John Hershey (MERL) “Speech Separation by Deep Clustering: Towards Intelligent Audio Analysis and Understanding”
3400 N Charles St
Baltimore, MD 21218
We address the problem of acoustic source separation in a deep learning framework we call “deep clustering.” Deep learning has recently produced major improvements in speech enhancement tasks in which the speech and interference belong to distinct classes of signal. In this case, a deep network classifier labels time-frequency regions of the signal according to the class of the dominant source, and separation is achieved by reconstructing the corresponding regions. However, such classification-based approaches completely fail to learn in “cocktail party” scenarios, where the interference is also speech. We present an alternative method that generates relation-preserving embedding vectors, one for each time-frequency region of the spectrogram, such that their distances represents the graph structure of the desired solution. For speech separation, the graph defines the segmentation of the spectrogram into regions corresponding to each source, and its representation is decoded by clustering the embeddings. The embedded representation is thus flexible with respect to the number of clusters and is invariant to their permutations. This method can be compared to spectral clustering, which uses simple kernel features to represent high-rank affinities and decodes them using expensive spectral methods. Deep clustering instead uses powerful learned features to represent low-rank affinities that can be decoded using simple clustering methods. We present experiments showing speaker-independent separation of single channel speech mixtures that yields an astounding 10 dB average improvement in SNR to both speech signals after training on 30 hours of speech data. Even more surprisingly, the same model trained only on two speaker mixtures can separate three-speaker mixtures, indicating an unusual degree of generalization. An audio demonstration of the results will be given and future directions will be discussed.

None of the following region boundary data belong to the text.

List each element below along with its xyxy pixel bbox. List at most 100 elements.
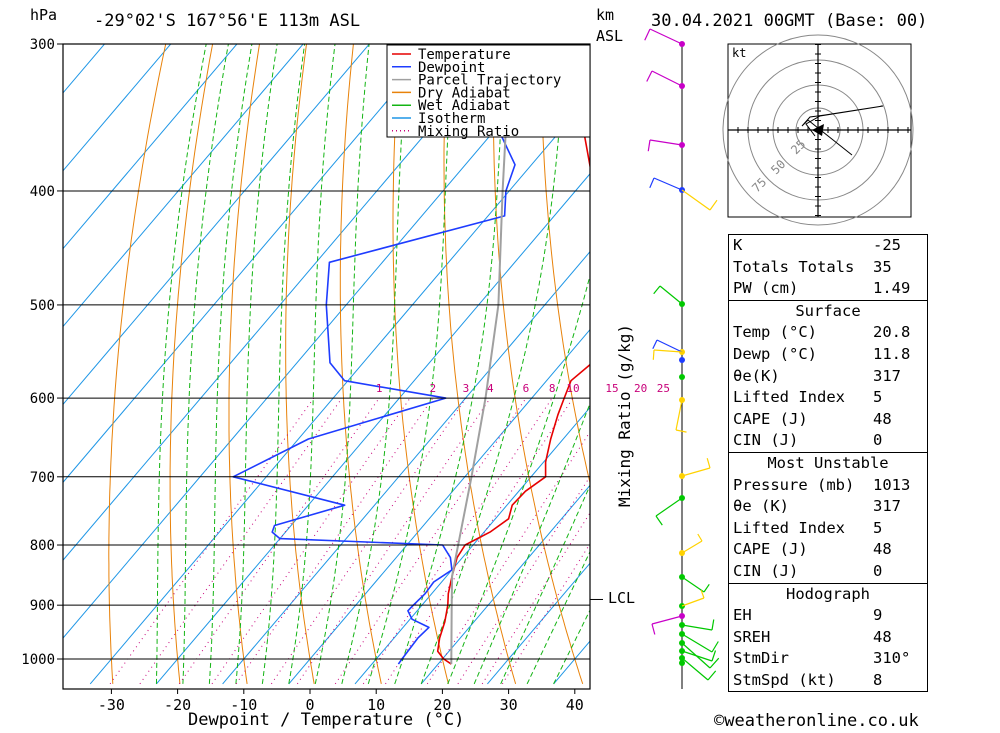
mixing-ratio-line xyxy=(362,397,553,685)
dry-adiabat-line xyxy=(285,44,315,684)
wind-barb-feather xyxy=(655,515,663,526)
wind-barb-feather xyxy=(711,650,717,662)
wet-adiabat-line xyxy=(394,44,506,685)
wind-barb xyxy=(681,633,713,653)
indices-general-table: K -25 Totals Totals 35 PW (cm) 1.49 Surface… xyxy=(728,234,928,693)
lcl-label: LCL xyxy=(608,589,636,607)
x-tick-label: -30 xyxy=(98,696,125,714)
isotherm-line xyxy=(222,250,590,685)
hodograph-unit-label: kt xyxy=(732,46,746,60)
isotherm-line xyxy=(63,44,304,328)
dry-adiabat-line xyxy=(956,9,1000,684)
wet-adiabat-line xyxy=(261,44,306,684)
x-tick-label: 20 xyxy=(433,696,451,714)
y-tick-label: 400 xyxy=(30,184,55,200)
height-unit-label: km xyxy=(596,6,615,24)
index-row: Temp (°C) 20.8 xyxy=(733,323,911,342)
y-tick-label: 800 xyxy=(30,538,55,554)
wind-barb xyxy=(675,399,683,431)
hodograph-storm-marker xyxy=(812,124,824,136)
mixing-ratio-line xyxy=(385,397,574,685)
index-row: Pressure (mb) 1013 xyxy=(733,475,911,494)
wet-adiabat-line xyxy=(182,44,229,684)
wind-barb-feather xyxy=(709,657,720,669)
wind-barb-feather xyxy=(646,70,653,82)
wind-barb-feather xyxy=(647,139,651,152)
wet-adiabat-line xyxy=(473,402,590,685)
wind-barb xyxy=(681,467,711,477)
legend-label: Dewpoint xyxy=(418,60,485,76)
mixing-ratio-tick-label: 4 xyxy=(487,382,494,395)
index-row: CIN (J) 0 xyxy=(733,561,883,580)
height-unit-label-asl: ASL xyxy=(596,27,624,45)
index-row: Totals Totals 35 xyxy=(733,257,892,276)
location-title: -29°02'S 167°56'E 113m ASL xyxy=(94,11,361,31)
wind-barb xyxy=(681,597,705,607)
wind-profile xyxy=(644,28,720,689)
mixing-ratio-tick-label: 10 xyxy=(566,382,579,395)
y-tick-label: 300 xyxy=(30,37,55,53)
wind-barb-feather xyxy=(652,339,658,350)
wind-barb xyxy=(655,497,683,517)
mixing-ratio-line xyxy=(235,397,434,685)
legend-label: Isotherm xyxy=(418,111,485,127)
wind-barb xyxy=(653,177,683,191)
mixing-ratio-tick-label: 2 xyxy=(429,382,436,395)
mixing-ratio-labels: 1 2 3 4 6 8 10 15 20 25 xyxy=(376,382,670,395)
wind-level-dot xyxy=(679,660,685,666)
index-row: K -25 xyxy=(733,236,901,254)
y-tick-label: 900 xyxy=(30,598,55,614)
mixing-ratio-line xyxy=(211,397,411,685)
dry-adiabat-line xyxy=(540,44,590,485)
isotherm-line xyxy=(487,562,590,685)
wind-barb xyxy=(651,615,683,625)
x-axis-label: Dewpoint / Temperature (°C) xyxy=(188,710,465,730)
wind-level-dot xyxy=(679,357,685,363)
mixing-ratio-tick-label: 20 xyxy=(634,382,647,395)
wind-level-dot xyxy=(679,374,685,380)
dry-adiabat-line xyxy=(228,44,261,684)
wind-barb xyxy=(681,657,709,681)
isotherm-line xyxy=(420,484,590,685)
y-tick-label: 700 xyxy=(30,470,55,486)
wet-adiabat-line xyxy=(420,44,566,685)
mixing-ratio-line xyxy=(481,512,590,685)
wet-adiabat-line xyxy=(367,44,454,685)
index-row: StmDir 310° xyxy=(733,649,911,668)
wet-adiabat-line xyxy=(288,44,336,684)
x-tick-label: -10 xyxy=(230,696,257,714)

Prior to joining MERL in 2010, John spent 5 years at IBM’s T.J. Watson Research Center in New York, where he led a team in noise robust speech recognition. He also spent a year as a visiting researcher in the speech group at Microsoft Research, after obtaining his Ph D from UCSD in the area of multi-modal machine perception. He is currently working on machine learning for signal separation, speech recognition, language processing, and adaptive user interfaces.